Senin, 22 Juli 2013

#Cerpen: Putih

Aku punya seorang teman yang sangat akrab sekali denganku. Kami seumuran dan banyak orang yang menyangka kami berdua adalah sepasang saudara kembar. Tidak terlalu mirip dalam hal wajah tetapi ada begitu banyak kesamaan fisik diantara kami berdua. Tidak heran karena apa yang dia suka aku pasti suka. Yang tidak kami suka pun sama juga. Aku tahu bahwa kami tak begitu suka olahraga. Baju yang kami punya pun tak akan berbeda. T-shirt dan jaket maupun jeans sebisa mungkin sama. Gaya rambut kami pun sama. Ketika salah satu dari kami bergaya spike maka, yang lain ikut-ikutan. Dan begitu pun makanan serta minuman favoit kami. Aku suka cendol dia pun juga. Dia suka martabak manis, aku pun begitu.
Semua itu terjadi tak lain karena keluarga kami sudah dekat satu sama lain. Tetapi aku menganggapnya sebagai kakak kandungku. Kami selalu bermain bersama, berangkat dan pulang sekolah bersama, dan kami berdua selalu duduk sebangku. Kuliah pun kami bersama. Ya, kami menempuh pendidikan di jurusan yang sama. Maka, lengkaplah kekembaran kami ini. Aku berpikir bahwa aku ada untuknya dan dia ada hanya untukku. Terlalu obsesif, pikirku.
Tetapi belakangan ini menurutku sikapnya menjadi semakin aneh dan mengherankan. Apa sebab? Ah, dia semakin menjadi orang yang beraliran "putih". Meskipun iya aku juga senang dengan warna itu tetapi, saat ini kegemarannya dengan segala hal yang berwarna putih semakin menjadi. Baju dan celana berwarna putih atau setidaknya mendekati itu, lalu kaos kaki lalu sepatu. Gadget pun tak ketinggalan. Dompet. Jam tangan. Tas punggung pun. Aduh jaket juga. Pernah suatu saat aku berkata padanya: "Kenapa kamu ini? Segalanya serba putih. Kau mau mati secepatnya ya?" Tanyaku dengan nada bercanda. Tetapi jawaban yang ia lontarkan tak main-main sungguh.
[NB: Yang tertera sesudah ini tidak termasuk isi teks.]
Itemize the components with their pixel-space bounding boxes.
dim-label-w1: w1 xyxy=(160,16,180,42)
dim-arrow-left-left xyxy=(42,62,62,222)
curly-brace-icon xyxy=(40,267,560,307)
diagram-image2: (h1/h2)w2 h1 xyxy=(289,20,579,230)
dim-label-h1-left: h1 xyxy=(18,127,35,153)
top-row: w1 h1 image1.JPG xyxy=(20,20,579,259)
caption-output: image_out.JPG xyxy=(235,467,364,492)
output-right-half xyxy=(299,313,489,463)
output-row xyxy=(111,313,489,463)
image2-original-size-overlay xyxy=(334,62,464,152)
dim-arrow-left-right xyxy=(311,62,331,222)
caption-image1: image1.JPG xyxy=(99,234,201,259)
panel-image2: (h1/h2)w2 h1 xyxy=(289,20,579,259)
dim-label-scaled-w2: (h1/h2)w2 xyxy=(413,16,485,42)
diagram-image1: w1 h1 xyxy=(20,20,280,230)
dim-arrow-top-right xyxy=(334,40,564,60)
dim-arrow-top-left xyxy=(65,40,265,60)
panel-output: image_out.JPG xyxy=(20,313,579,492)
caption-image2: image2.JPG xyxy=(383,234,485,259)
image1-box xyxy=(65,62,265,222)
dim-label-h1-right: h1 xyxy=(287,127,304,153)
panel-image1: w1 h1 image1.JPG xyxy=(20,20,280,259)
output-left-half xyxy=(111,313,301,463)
Ia hanya diam. Memasang mimik muka serius dan pucat. Seingatku, seseorang yang bisa membentuk mimik muka seperti itu hanyalah Robert Patinson ketika ia berperan sebagai Edward Cullen, seorang vampir di film Twilight awal. Dia serius dan itu hanya akan membuatku takut dan khawatir membuatku menyesal. Aku menyesal sekarang.
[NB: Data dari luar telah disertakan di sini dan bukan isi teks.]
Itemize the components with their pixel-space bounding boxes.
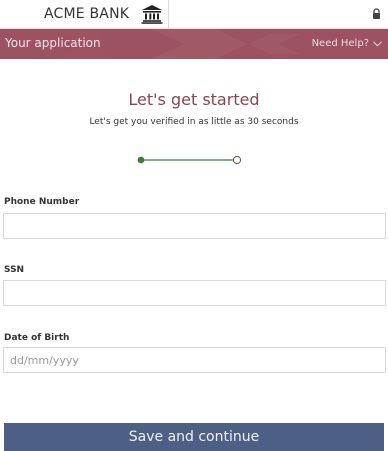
application-bar: Your application Need Help? [0, 29, 388, 59]
page-subtitle: Let's get you verified in as little as 3… [89, 117, 299, 127]
need-help-link[interactable]: Need Help? [312, 38, 382, 49]
application-title: Your application [5, 36, 101, 50]
brand-tab[interactable]: ACME BANK [28, 0, 169, 28]
ssn-field[interactable] [3, 280, 386, 306]
phone-number-field[interactable] [3, 213, 386, 239]
save-and-continue-button[interactable]: Save and continue [4, 423, 384, 451]
page-title: Let's get started [128, 90, 260, 109]
phone-number-label: Phone Number [4, 197, 80, 207]
top-bar: ACME BANK [0, 0, 388, 29]
ssn-label: SSN [4, 265, 25, 275]
bank-name: ACME BANK [44, 6, 130, 22]
chevron-down-icon [373, 40, 382, 47]
need-help-label: Need Help? [311, 38, 369, 49]
lock-icon [373, 8, 380, 19]
date-of-birth-field[interactable] [3, 347, 386, 373]
step-progress-indicator [137, 155, 242, 165]
date-of-birth-label: Date of Birth [4, 333, 70, 343]
step-1-dot [137, 156, 145, 164]
bank-building-icon [141, 5, 163, 24]
step-2-dot [232, 155, 242, 165]
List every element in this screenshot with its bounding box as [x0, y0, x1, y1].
Menit berikutnya dia berkata lirih: "Ketika aku mati memang yang akan kukenakan adalah kain kafan berwarna putih." Itu saja. Dan jujur, perkataannya membuatku bergidik dan bulu kudukku benar-benar berdiri sekarang. Dia lalu berdiri dan pergi. Aku hanya duduk saja diam sampai hanya rambut hitamnya saja yang terakhir kali kulihat ketika dia berbelok di gang antara gedung perpustakaan dan aula.